The infrastructure for this study and its precursor studies was provided by type 1 diabetes TrialNet which recruits thousands of people for type 1 diabetes research. This incredible initiative has moved from natural history studies to trials of potentially disease-modifying therapy. This is a great model of collaborative international research to emulate.
JAMA Internal Medicine
Light makes heavy?
Presence of artificial light at night while sleeping has been linked with obesity before. Park et al analysed data from over 40 000 women in the US and Puerto Rico, performed adjustments for confounders, and found the same link. The risk increase was statistically significant, but relatively small. This is fascinating and finding the mechanism even more so. Obesity is more than just overconsumption of calories, there is a complex interaction between neurological and metabolic processes. In terms of interventions to combat obesity, it’s easy to, say, avoid television and switch the lights off, but, on the basis of these data, I wouldn’t expect that to have much impact as it doesn’t get to the core of what is making the light lead to weight gain. Are there features of personality, mental state, or economic status associated with use of artificial light at night that could be contributing? These factors can’t be fully accounted for in an observational study.

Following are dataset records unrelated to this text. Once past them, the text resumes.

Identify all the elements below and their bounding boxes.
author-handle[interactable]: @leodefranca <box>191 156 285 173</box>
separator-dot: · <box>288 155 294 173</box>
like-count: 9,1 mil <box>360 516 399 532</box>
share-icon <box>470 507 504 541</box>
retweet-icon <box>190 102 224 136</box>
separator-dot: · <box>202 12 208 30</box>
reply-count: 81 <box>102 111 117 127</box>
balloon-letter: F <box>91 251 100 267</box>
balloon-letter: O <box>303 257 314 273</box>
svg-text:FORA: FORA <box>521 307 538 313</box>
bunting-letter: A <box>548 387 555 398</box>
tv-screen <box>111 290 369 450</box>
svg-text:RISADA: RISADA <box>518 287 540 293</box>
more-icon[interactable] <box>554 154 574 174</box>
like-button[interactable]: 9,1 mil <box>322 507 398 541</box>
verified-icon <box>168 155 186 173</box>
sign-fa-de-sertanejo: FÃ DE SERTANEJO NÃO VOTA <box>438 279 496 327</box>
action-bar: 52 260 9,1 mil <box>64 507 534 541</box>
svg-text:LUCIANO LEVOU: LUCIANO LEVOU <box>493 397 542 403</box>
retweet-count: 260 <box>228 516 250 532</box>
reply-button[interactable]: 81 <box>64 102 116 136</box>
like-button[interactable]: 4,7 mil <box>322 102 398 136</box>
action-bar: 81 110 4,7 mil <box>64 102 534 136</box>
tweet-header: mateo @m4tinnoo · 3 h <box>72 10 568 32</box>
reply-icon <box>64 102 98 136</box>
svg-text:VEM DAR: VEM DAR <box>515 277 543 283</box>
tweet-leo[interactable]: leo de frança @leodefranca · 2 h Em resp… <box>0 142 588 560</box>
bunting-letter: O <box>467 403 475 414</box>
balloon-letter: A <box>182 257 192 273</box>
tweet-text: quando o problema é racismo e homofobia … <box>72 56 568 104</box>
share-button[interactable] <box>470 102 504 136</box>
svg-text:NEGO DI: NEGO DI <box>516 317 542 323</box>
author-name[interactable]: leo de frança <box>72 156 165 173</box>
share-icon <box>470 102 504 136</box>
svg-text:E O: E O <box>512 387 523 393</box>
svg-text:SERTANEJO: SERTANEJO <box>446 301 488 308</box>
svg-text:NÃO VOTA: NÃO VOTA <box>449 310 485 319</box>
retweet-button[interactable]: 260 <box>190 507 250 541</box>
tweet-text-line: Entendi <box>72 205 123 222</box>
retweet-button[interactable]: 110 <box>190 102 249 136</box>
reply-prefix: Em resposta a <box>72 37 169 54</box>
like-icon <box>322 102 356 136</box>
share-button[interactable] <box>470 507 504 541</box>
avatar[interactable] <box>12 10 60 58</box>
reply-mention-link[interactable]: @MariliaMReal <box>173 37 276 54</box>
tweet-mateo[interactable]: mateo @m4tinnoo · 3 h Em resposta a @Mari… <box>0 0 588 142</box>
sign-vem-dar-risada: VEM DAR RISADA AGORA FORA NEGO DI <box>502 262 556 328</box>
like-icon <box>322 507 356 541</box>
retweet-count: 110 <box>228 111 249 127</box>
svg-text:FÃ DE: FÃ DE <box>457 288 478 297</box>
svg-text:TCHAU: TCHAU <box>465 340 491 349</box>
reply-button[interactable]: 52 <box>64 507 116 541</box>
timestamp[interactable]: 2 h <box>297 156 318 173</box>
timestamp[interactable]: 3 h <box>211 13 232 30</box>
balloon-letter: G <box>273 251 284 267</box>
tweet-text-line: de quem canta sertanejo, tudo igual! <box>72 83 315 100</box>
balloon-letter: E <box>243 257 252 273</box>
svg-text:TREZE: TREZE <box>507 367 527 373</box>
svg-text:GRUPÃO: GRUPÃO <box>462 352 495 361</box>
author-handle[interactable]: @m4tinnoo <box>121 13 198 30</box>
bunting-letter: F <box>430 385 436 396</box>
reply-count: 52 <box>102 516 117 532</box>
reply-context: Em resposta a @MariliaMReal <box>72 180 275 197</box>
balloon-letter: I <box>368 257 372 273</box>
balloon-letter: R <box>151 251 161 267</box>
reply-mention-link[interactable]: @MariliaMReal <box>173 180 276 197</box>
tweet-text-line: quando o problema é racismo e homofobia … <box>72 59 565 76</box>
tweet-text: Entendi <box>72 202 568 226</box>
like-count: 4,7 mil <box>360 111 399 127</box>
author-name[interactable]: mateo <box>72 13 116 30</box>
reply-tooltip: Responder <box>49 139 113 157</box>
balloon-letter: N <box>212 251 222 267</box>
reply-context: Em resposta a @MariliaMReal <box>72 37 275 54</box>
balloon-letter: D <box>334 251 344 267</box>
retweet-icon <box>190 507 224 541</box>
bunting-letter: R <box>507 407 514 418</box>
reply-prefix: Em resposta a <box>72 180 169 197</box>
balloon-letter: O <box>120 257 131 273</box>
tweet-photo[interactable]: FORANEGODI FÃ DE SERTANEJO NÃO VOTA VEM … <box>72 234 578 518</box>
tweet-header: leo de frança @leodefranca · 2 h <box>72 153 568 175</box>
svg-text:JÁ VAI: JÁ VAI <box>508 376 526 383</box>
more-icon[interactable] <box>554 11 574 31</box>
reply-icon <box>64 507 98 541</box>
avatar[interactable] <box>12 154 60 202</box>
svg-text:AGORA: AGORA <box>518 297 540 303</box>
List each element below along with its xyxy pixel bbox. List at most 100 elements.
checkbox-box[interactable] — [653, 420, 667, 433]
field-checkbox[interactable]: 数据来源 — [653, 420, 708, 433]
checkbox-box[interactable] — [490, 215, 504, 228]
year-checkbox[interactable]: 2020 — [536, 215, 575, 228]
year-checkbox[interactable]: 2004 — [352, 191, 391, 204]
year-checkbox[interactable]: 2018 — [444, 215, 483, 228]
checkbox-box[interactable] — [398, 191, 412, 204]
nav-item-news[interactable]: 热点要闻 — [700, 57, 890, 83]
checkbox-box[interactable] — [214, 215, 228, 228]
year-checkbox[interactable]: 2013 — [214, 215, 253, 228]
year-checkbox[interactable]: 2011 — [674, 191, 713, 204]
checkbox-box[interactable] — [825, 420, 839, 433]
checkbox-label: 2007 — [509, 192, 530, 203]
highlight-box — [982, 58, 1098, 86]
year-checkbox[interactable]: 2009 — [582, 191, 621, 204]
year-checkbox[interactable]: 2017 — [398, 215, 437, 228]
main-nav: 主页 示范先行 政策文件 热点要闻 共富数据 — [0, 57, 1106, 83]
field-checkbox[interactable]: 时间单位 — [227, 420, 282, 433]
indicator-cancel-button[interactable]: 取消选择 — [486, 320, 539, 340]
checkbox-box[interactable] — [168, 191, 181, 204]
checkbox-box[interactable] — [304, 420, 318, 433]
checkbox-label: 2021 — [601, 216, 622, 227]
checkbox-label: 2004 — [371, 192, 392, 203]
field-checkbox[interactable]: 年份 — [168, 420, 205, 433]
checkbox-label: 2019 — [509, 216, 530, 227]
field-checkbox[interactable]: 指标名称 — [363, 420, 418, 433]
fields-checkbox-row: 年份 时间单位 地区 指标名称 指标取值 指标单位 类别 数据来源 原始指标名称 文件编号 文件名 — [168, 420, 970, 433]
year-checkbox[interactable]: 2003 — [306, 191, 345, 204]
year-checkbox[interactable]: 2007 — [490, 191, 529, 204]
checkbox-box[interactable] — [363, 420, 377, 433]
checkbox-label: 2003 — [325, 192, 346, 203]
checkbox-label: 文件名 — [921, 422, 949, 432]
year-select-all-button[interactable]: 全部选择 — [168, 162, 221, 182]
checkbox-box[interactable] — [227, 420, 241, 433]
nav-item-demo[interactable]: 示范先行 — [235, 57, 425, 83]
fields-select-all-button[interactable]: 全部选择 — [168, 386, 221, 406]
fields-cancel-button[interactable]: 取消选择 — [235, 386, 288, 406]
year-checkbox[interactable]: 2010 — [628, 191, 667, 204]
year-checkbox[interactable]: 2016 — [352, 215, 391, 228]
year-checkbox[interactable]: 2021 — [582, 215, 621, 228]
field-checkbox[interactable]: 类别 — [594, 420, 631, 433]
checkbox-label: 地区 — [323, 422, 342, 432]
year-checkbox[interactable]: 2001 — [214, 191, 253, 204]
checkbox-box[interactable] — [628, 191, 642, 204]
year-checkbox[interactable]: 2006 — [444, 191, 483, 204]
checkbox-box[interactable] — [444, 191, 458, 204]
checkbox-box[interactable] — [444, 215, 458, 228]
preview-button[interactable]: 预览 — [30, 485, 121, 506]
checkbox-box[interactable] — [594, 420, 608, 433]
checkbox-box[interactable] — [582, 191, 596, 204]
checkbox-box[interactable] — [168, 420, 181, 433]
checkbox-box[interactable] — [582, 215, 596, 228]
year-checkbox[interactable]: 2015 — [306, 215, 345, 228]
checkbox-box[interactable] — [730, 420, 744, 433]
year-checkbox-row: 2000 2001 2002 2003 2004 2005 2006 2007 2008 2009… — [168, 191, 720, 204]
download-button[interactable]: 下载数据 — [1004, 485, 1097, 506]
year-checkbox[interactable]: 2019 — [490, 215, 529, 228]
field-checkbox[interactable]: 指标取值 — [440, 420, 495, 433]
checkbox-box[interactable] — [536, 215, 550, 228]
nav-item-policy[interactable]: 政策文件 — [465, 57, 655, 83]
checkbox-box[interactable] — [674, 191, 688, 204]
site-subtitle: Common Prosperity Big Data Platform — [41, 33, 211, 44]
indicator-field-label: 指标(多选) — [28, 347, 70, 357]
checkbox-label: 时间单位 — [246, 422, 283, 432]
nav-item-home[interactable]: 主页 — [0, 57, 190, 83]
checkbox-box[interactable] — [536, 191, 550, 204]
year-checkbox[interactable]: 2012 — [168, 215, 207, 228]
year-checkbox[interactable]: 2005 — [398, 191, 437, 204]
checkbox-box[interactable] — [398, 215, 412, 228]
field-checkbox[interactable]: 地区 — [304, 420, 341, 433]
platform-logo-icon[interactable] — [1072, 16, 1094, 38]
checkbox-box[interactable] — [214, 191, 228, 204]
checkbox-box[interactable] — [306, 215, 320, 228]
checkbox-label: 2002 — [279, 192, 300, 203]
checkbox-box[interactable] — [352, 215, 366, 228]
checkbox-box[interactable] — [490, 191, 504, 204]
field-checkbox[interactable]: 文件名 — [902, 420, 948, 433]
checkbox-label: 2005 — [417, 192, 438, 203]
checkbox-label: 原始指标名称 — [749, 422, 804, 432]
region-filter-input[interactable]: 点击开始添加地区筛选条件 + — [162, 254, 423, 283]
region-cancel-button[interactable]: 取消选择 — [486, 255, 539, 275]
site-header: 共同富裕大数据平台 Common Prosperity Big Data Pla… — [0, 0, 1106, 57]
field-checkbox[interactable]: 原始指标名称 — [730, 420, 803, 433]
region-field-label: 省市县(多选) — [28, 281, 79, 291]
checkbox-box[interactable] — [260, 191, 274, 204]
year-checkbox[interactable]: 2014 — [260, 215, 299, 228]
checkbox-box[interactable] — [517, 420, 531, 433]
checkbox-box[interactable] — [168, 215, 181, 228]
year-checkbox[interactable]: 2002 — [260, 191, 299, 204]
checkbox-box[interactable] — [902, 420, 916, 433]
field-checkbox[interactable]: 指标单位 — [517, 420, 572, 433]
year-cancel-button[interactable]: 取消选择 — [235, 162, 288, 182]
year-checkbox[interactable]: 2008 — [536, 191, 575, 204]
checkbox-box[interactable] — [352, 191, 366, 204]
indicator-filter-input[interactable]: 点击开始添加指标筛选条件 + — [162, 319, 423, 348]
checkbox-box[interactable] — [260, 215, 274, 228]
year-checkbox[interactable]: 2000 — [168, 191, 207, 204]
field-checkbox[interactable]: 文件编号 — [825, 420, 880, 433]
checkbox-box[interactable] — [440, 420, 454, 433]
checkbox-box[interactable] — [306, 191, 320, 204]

Asthma self-management support
Federman et al conducted a randomised controlled trial of the SAMBA intervention for people over 60 with asthma compared to usual care in the US. The intervention was a year of individually tailored support from an asthma care coach with focus on medication adherence and inhaler technique to help tackle the psychosocial, financial, and cognitive barriers to good asthma control. There was a greater improvement in asthma control scores and quality of life in the intervention group compared to usual care, plus a reduction in emergency department visits. Who wouldn’t support such a marvellous intervention? Oddly, quite a few patients apparently, 30% of those approached to take part in this trial refused or did not turn up to the baseline interview. There is also the small matter of cost given that the protocol permitted flexibility of in-person and telephone encounters. However no information was provided on the cost of this intervention.
BMJ
Coronary CT for diagnosis of stable chest pain
This non-invasive test is growing in popularity especially since it is now recommended in anyone with possible angina (although in reality thought to be best when the chance of having obstructive coronary artery disease is intermediate). Thus, the floodgates were opened, but justification isn’t too far behind.
Haase et al performed a meta-analysis of individual patient data from diagnostic accuracy studies of coronary CT angiography for stable chest pain. As usual, the usefulness of the test rides on the pre-test probability. This study identifies the best range of pre-test probability for which to use CT angiography was 7-67%. This translates to an extension from CTs for people with an intermediate pre-test probability to those with low or intermediate. The study also confirms that CT performs better in men and less well in older patients. Test accuracy was based on the presence of obstructive coronary artery disease at the invasive coronary angiogram, defined as at least a 50% reduction in vessel diameter. So yes, CT is an excellent test for deciphering coronary anatomy and is likely to avoid invasive tests for many, but no, it should not be for everyone.
Alex Nowbar is a clinical research fellow at Imperial College London.